My way is to speak about it, to write about it. There is an interwoven politics behind the so called sacred festival of Bihar and Jharkhand which I will have to write even though I really like this festival to my gut.
This Festival actually hides a deeper subjugation of women. You can sense it in the Geet Or songs of Chhath. I do not particularly feel very good when I hear songs which seem to me like they are portraying women as just helpless beings who cannot do anything without their male counterparts, be it their brothers, Husbands, sons and so on. This festival is as if, the helpless woman tries to compensate for the hardships the the male undergoes in order to earn some bread.
This highly sexist festivity has an aspect of social peer pressure inherently attached to it. When, in some year, some woman, does not do this fast in chhath, she feels sorry about it. Sorry for what? For staying hungry for 2-3 days and to suffer through the cold chilling water for hours before the sun sets.
What social validation a woman might get by doing this? Through a male gaze, perceiving this might be a little difficult.
There is an uneasiness in the happening of this festival. Somehow, you, as a male become responsible for the successful commencement of this festival.
The conflictual angle of violence is also there. There is some sort of systemic violence at play here. Women who do not do it, are considered wamps. Some people do it once in a year. Some women do it after a gap of one year. This is extremely difficult for me to deduce what incentivises these women.
The concept of "Familial self" Seems to be at play here. These women feel good after they have done good for their male counterparts, not for themselves. Should I feel good about it? Should I feel good by this that a whole generation of a particular gender never really did something absolutely for themselves and always had a self attached to their families they belonged.
Does not it bring into picture some sort of men saying, "My women doing chhath", " Your woman not doing chhath!" I mean, there is objectification here definitely.
I really feel uneasy standing here waiting for sun to set. Like my brothers, I do not feel very responsible for my family successfully executing chhath. Although I feel responsible as an individual to write this write up, reminding future generations that this is not so sacred that it seems worth saving as a culture.
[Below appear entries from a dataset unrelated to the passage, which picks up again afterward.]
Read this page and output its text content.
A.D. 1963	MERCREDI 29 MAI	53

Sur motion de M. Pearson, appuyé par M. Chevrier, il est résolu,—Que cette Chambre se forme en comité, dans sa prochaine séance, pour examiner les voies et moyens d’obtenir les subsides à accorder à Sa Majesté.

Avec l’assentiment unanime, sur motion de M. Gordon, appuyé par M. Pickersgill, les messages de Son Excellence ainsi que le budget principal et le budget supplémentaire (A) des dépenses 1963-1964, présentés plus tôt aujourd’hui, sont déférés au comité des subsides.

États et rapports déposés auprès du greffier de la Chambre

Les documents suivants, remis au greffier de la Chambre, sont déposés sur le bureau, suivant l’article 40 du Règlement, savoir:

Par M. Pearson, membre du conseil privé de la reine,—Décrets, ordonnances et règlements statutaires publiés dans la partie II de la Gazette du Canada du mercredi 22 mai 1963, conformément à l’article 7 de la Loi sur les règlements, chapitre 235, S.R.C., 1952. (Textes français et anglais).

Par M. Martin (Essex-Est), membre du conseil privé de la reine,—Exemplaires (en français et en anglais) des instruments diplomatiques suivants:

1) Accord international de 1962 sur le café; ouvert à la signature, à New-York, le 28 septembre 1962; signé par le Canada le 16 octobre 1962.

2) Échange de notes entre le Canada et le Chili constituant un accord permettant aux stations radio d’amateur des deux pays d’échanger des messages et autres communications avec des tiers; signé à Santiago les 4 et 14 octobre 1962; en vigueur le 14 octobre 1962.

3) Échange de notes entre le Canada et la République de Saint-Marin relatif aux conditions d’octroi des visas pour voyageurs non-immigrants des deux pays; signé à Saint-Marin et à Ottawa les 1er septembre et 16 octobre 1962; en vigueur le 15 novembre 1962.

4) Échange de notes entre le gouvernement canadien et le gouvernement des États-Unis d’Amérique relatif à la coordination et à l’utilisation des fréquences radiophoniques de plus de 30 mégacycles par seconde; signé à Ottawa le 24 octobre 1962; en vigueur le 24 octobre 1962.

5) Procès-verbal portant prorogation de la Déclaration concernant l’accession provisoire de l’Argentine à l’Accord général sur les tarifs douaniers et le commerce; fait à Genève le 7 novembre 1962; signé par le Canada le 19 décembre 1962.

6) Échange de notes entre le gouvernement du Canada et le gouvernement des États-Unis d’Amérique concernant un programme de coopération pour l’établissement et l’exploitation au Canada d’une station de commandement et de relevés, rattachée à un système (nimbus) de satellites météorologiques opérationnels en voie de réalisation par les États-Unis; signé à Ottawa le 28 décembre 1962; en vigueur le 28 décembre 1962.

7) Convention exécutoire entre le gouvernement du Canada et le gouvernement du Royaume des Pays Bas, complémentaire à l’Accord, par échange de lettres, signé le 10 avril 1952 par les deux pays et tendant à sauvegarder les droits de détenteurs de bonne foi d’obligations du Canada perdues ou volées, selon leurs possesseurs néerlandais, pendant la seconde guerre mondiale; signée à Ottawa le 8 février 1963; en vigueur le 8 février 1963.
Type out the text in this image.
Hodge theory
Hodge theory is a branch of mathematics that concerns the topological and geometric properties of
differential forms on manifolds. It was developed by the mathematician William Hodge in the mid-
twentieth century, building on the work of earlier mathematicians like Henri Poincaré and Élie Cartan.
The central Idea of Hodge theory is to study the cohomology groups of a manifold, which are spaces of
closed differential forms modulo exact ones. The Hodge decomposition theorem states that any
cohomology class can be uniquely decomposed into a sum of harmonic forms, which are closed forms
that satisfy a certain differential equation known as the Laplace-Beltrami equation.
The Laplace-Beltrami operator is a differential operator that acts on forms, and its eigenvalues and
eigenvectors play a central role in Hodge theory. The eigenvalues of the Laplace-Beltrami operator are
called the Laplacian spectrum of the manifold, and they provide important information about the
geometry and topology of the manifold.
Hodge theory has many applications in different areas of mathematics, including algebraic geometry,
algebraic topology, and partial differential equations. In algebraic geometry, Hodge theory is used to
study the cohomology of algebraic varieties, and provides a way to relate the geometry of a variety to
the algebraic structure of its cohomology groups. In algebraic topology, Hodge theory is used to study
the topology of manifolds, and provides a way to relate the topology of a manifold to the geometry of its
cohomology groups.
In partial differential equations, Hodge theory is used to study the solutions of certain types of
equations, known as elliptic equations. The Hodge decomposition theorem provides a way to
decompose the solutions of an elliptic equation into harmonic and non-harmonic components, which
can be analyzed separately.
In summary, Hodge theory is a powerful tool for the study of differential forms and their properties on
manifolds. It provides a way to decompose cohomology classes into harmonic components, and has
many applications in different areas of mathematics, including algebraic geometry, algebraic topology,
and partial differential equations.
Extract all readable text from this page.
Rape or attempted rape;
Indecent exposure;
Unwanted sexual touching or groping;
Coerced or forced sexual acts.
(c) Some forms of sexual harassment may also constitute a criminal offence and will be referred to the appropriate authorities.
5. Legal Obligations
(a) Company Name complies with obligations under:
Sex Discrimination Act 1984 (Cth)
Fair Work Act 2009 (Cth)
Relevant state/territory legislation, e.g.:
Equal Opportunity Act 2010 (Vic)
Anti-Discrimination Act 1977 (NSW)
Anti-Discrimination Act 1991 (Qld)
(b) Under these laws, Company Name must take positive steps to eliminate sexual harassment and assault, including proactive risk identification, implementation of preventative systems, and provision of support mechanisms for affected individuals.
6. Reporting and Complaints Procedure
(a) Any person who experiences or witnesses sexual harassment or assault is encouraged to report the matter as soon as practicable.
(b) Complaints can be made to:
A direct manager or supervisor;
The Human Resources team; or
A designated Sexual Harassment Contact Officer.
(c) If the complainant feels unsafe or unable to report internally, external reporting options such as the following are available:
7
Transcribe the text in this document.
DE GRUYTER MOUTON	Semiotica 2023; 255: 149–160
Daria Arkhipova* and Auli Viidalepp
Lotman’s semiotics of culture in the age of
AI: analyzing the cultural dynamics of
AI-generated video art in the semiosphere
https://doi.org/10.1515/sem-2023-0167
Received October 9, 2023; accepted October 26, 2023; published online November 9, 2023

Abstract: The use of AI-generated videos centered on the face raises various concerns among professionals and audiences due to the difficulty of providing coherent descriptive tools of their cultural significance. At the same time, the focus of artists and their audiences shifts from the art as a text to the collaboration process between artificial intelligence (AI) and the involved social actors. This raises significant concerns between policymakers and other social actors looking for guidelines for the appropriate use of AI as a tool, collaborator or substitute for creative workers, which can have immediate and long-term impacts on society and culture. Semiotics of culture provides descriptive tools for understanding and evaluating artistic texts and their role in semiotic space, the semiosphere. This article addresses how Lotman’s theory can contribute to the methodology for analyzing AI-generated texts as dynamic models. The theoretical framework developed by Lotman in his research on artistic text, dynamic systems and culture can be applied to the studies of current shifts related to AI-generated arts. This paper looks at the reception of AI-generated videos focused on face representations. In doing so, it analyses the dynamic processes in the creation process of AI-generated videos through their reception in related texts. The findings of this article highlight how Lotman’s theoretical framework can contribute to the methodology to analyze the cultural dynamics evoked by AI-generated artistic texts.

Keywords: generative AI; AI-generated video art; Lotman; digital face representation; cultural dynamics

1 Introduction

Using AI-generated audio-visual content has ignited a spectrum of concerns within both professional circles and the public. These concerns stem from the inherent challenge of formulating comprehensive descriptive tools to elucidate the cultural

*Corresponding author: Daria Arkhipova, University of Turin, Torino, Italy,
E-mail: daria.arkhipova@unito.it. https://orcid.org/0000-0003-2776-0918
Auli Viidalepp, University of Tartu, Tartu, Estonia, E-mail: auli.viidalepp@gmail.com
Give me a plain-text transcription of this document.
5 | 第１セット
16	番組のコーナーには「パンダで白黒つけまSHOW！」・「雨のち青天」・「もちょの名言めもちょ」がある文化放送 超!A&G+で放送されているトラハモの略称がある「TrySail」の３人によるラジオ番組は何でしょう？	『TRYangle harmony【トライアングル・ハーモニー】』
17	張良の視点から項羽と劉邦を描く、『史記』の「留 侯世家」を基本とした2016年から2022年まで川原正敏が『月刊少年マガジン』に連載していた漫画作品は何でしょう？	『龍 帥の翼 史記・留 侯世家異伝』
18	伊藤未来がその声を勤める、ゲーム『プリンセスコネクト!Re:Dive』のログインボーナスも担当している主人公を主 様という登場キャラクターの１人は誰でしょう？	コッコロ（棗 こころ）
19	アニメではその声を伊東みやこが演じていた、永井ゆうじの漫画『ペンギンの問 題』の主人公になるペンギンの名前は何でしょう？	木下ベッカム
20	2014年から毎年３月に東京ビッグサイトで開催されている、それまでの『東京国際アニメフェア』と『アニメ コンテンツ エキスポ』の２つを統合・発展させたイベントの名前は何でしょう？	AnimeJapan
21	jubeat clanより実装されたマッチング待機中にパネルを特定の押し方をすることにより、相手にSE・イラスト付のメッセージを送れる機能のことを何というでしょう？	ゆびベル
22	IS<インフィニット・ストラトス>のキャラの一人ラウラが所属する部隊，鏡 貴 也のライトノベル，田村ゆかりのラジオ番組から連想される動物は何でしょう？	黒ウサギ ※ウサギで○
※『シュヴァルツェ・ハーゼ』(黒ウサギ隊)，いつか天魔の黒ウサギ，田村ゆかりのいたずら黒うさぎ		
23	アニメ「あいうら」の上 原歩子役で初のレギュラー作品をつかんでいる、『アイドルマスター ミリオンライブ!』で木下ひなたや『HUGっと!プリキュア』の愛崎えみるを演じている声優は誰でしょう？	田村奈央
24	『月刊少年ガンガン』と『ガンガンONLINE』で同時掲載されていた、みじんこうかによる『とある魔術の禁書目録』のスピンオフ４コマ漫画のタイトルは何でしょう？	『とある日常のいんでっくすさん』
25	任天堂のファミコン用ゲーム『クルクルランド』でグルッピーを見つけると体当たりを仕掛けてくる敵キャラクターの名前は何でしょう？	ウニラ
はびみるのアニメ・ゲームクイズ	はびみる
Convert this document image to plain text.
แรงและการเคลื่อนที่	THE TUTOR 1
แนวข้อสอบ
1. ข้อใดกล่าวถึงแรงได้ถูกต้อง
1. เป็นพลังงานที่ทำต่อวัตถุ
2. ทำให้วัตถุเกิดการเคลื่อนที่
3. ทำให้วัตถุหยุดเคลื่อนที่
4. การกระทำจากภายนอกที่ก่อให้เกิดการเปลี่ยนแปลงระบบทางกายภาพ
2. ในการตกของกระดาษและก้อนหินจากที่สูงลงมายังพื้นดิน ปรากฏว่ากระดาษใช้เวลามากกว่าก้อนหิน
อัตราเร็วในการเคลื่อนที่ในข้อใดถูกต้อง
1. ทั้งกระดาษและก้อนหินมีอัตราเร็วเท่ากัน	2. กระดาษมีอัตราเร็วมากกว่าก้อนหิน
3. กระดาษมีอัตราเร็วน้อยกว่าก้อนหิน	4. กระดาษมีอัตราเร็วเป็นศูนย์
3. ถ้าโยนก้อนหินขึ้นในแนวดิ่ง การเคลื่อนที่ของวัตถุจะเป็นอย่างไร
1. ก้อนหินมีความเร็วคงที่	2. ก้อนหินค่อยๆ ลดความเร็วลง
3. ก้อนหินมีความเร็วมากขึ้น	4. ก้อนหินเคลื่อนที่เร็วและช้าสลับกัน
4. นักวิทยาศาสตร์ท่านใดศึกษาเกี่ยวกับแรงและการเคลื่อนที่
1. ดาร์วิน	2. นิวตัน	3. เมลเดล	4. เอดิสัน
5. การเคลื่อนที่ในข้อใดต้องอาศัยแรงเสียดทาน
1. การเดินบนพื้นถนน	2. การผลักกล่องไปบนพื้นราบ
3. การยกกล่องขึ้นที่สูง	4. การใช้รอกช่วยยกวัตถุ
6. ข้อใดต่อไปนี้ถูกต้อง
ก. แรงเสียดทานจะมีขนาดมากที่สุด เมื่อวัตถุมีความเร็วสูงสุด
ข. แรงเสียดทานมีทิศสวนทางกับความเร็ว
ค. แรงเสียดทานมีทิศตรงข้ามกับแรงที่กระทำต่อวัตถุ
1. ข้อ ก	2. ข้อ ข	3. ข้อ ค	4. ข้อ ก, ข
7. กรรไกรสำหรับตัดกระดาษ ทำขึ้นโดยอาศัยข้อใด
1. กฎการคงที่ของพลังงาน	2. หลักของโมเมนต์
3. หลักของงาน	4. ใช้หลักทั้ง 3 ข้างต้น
I understand the uneasiness to leave an identity behind and to opt for newer identities. I have experienced that first hand. The correct way, seems too difficult and emotionally straining to adopt and the incorrect is so old and nostalgic that it lingers on and cannot be left.
But, we, as a generation, should willfully leave things worth living, however hurtful it feels.
This is what justice is all about. Let's not socialize our future generations in such a way that they feel guilty not following these sexist rituals.